If you have a loadbalancer already, you should:
- Make your-jupyterhub-domain.com point to it
- Assuming your load balancer can reach your cluster local addresses, configure proxy-public like this:
yaml proxy: service: type: ClusterIP- Make your loadblancer redirect traffic to http://proxy-public./
If you cannot assume your load balancer can reach your cluster local addresses, you need an entrypoint to the cluster somehow, and then perhaps you need to make the service have an externalIP hmmm...
There seems to be an issue when trying to use this value:
Error: UPGRADE FAILED: Service "proxy-public" is invalid: [spec.ports[0].nodePort: Forbidden: may not be used when `type` is 'ClusterIP', spec.ports[1].nodePort: Forbidden: may not be used when `type` is 'ClusterIP']
I have tried setting nodePorts.{http,https} to nothing, "", and false, all of them result in the same issue.

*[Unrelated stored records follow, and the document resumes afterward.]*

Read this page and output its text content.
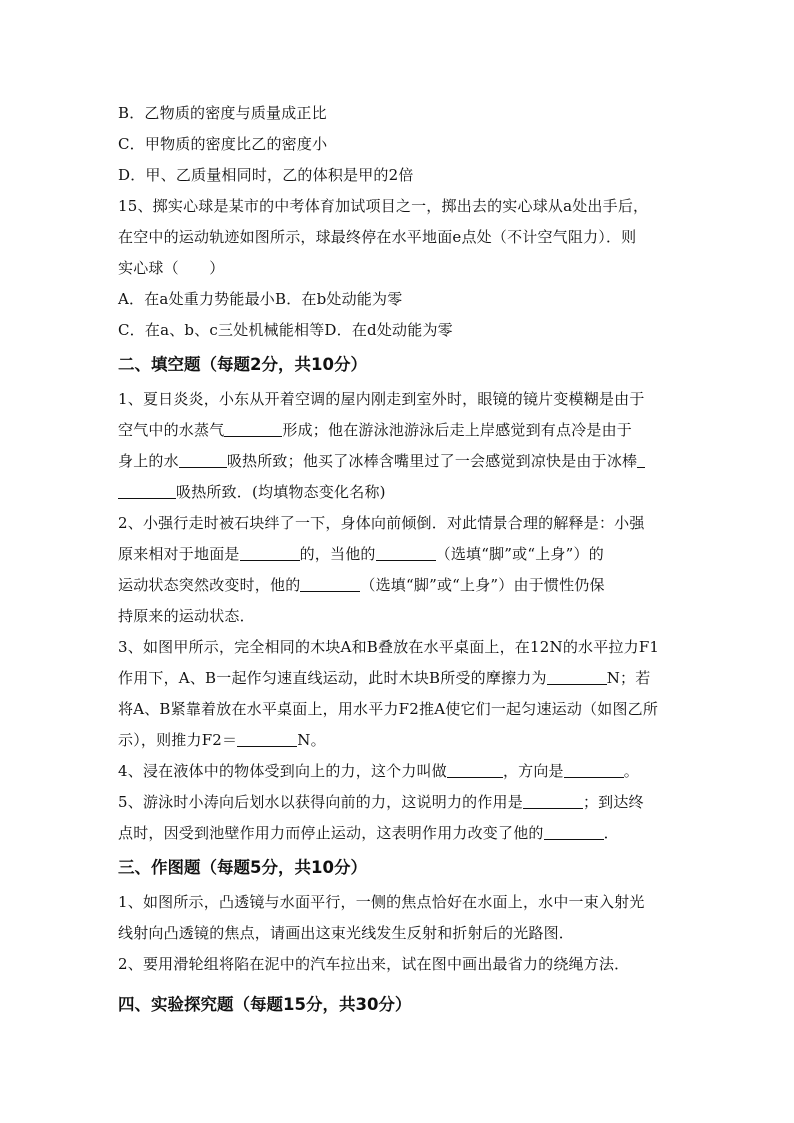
B．乙物质的密度与质量成正比
C．甲物质的密度比乙的密度小
D．甲、乙质量相同时，乙的体积是甲的2倍
15、掷实心球是某市的中考体育加试项目之一，掷出去的实心球从a处出手后，
在空中的运动轨迹如图所示，球最终停在水平地面e点处（不计空气阻力）．则
实心球（　　）
A．在a处重力势能最小B．在b处动能为零
C．在a、b、c三处机械能相等D．在d处动能为零
二、填空题（每题2分，共10分）
1、夏日炎炎，小东从开着空调的屋内刚走到室外时，眼镜的镜片变模糊是由于
空气中的水蒸气	形成；他在游泳池游泳后走上岸感觉到有点冷是由于
身上的水	吸热所致；他买了冰棒含嘴里过了一会感觉到凉快是由于冰棒
吸热所致．(均填物态变化名称)
2、小强行走时被石块绊了一下，身体向前倾倒．对此情景合理的解释是：小强
原来相对于地面是	的，当他的	（选填“脚”或“上身”）的
运动状态突然改变时，他的	（选填“脚”或“上身”）由于惯性仍保
持原来的运动状态．
3、如图甲所示，完全相同的木块A和B叠放在水平桌面上，在12N的水平拉力F1
作用下，A、B一起作匀速直线运动，此时木块B所受的摩擦力为	N；若
将A、B紧靠着放在水平桌面上，用水平力F2推A使它们一起匀速运动（如图乙所
示），则推力F2＝	N。
4、浸在液体中的物体受到向上的力，这个力叫做	，方向是	。
5、游泳时小涛向后划水以获得向前的力，这说明力的作用是	；到达终
点时，因受到池壁作用力而停止运动，这表明作用力改变了他的	．
三、作图题（每题5分，共10分）
1、如图所示，凸透镜与水面平行，一侧的焦点恰好在水面上，水中一束入射光
线射向凸透镜的焦点，请画出这束光线发生反射和折射后的光路图．
2、要用滑轮组将陷在泥中的汽车拉出来，试在图中画出最省力的绕绳方法．
四、实验探究题（每题15分，共30分）
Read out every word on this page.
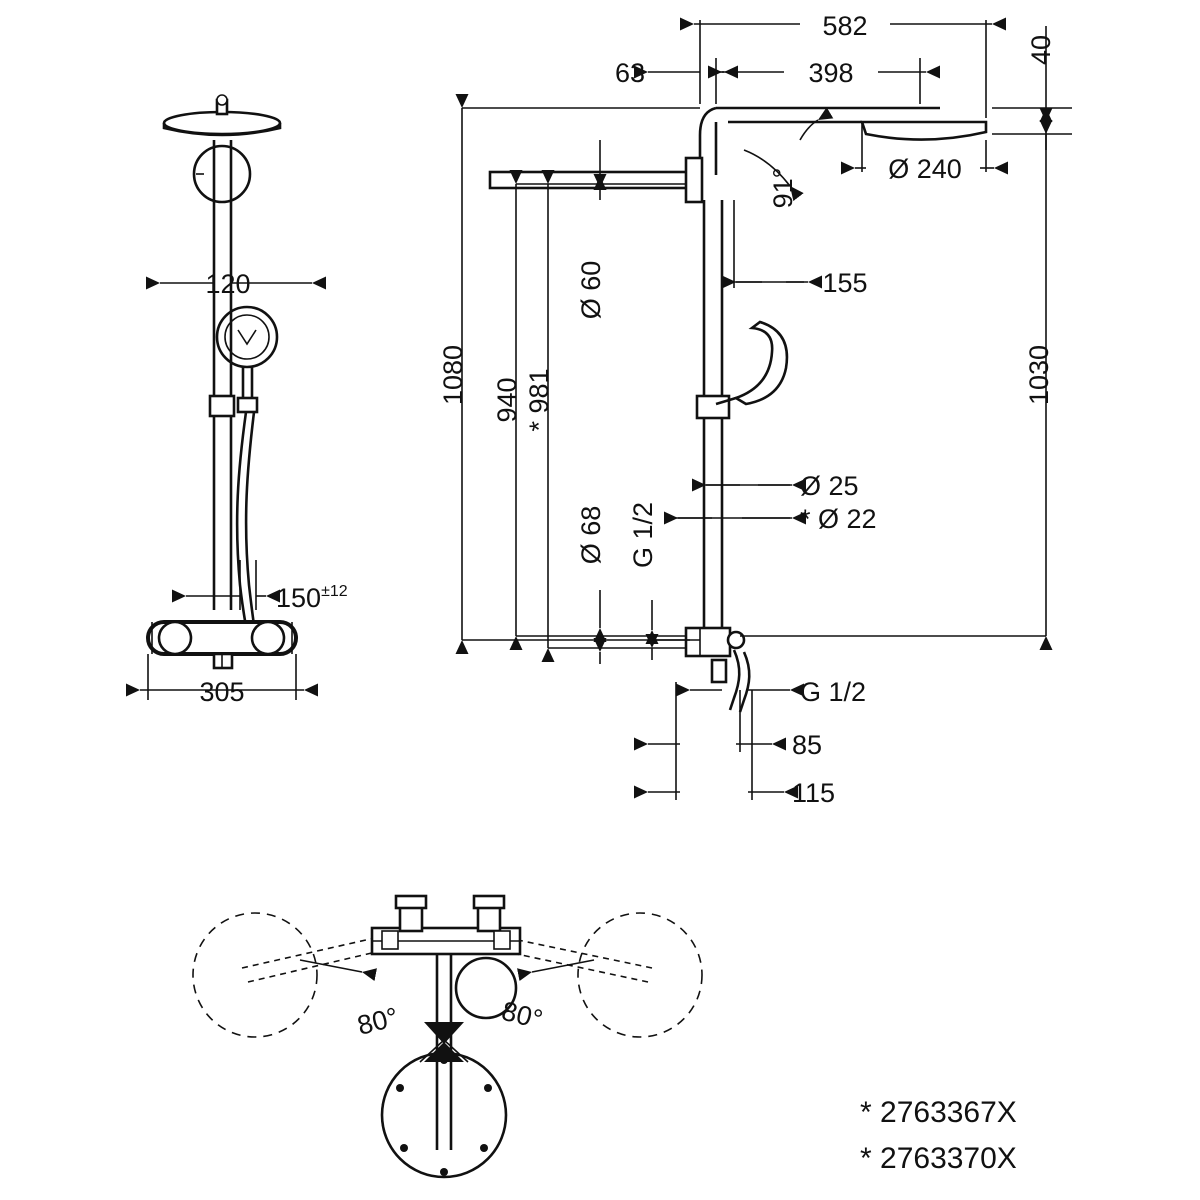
120
$150^{\pm 12}$
305
582
63	398
40
Ø 240
91°
Ø 60	155
1080 940 * 981	1030
Ø 25
* Ø 22
Ø 68 G 1/2
G 1/2
85
115
80°	80°
* 2763367X
* 2763370X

All our kubernetes traffic goes trough the ingress-controller, we are trying to disable the proxy-public to avoid exposing it.
The template has some conditions around it but they are not having effect:
{{- if .Values.proxy.service.nodePorts.https }}
nodePort: {{ .Values.proxy.service.nodePorts.https }}
{{- end }}
Chart version: 0.9.1
Helm Version: 2.14.3
Kubernetes Version: 1.15 (EKS)
Ingress controller: traefik (with https)
@sortigoza I believe your issue is a result of trouble with Helm to reconcile the old configuration with the new. It will probably require some kubectl delete service proxy-public and redo helm upgrade and, also, whenever you use helm upgrade, i strongly recommend --cleanup-on-fail to avoid other issues.